Systems Modeling at Multiple Levels of Regulation: Linking Systems and Genetic Networks to Spatially Explicit Plant Populations

Abstract

Selection and adaptation of individuals to their underlying environments are highly dynamical processes, encompassing interactions between the individual and its seasonally changing environment, synergistic or antagonistic interactions between individuals and interactions amongst the regulatory genes within the individual. Plants are useful organisms to study within systems modeling because their sedentary nature simplifies interactions between individuals and the environment, and many important plant processes such as germination or flowering are dependent on annual cycles which can be disrupted by climate behavior. Sedentism makes plants relevant candidates for spatially explicit modeling that is tied in with dynamical environments. We propose that in order to fully understand the complexities behind plant adaptation, a system that couples aspects from systems biology with population and landscape genetics is required. A suitable system could be represented by spatially explicit individual-based models where the virtual individuals are located within time-variable heterogeneous environments and contain mutable regulatory gene networks. These networks could directly interact with the environment, and should provide a useful approach to studying plant adaptation.
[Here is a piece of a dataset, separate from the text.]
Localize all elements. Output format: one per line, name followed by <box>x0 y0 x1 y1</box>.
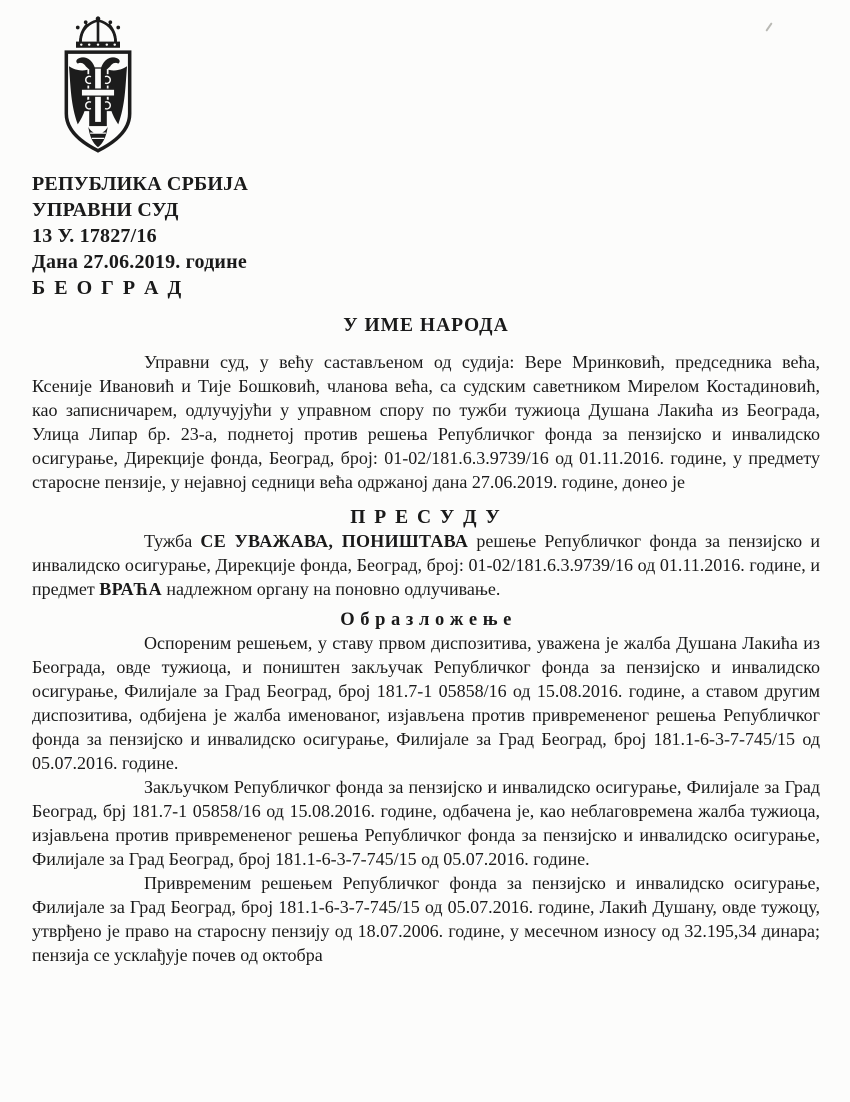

Keywords: gene regulatory networks; landscape genetics; population genetics; simulation; spatial individual based modeling; systems biology.

Figure 1

The levels of regulation within the proposed modeling framework. The five levels are: the genic level, genome, individual, population and environment. At the genic level, the genes interact with each other as a gene-regulatory networks (GRN) to produce a phenotype. At the genome level, these genes are arranged into chromosomes, which segregate at meiosis, and the comprising genes mutate and recombine, altering their function. The individual has various life cycle histories and if sufficiently fit from its comprising genetic material, reproduces with other individuals to produce progeny. The individuals make up the populations, which through admix through migration, and can lead to differentiation through bottlenecks and founder effects. The environment contains parameters that change cyclically (or unexpectedly), which is fed into the GRN of the individuals.

Figure 2

Vernalization and photoperiodicity in Barley. Gene Vrn2 negatively down-regulates gene Vrn1, preventing flowering. During periods of cold, short days, Vrn2 is down-regulated. However a period of long days is required to activate genes Ppd1 and Vrn2, which activate flowering.

Figure 3

Example network motifs. (A) Single input module (B), multi-input module, (C) coherent feed-forward loop: The motif consists of a direct and an indirect pathway to activate the final gene. (D) Incoherent feed-forward loop: The overall sign of the indirect and direct paths differ. (E) Three-cycle positive feedback loop, (F) three-cycle negative feedback loop, (F) bi-fan motif, (G) double-positive feedback loop.

Figure 4

Example of a Boolean network. (A) AND motif: Genes A and B co-regulate each other, therefore Genes A and B must be active to activate Gene C (B) OR motif, either Gene A or B is sufficient to activate Gene C (C) NOT motif: Gene B down-regulates Gene C, therefore must be “off” to allow activation of Gene C.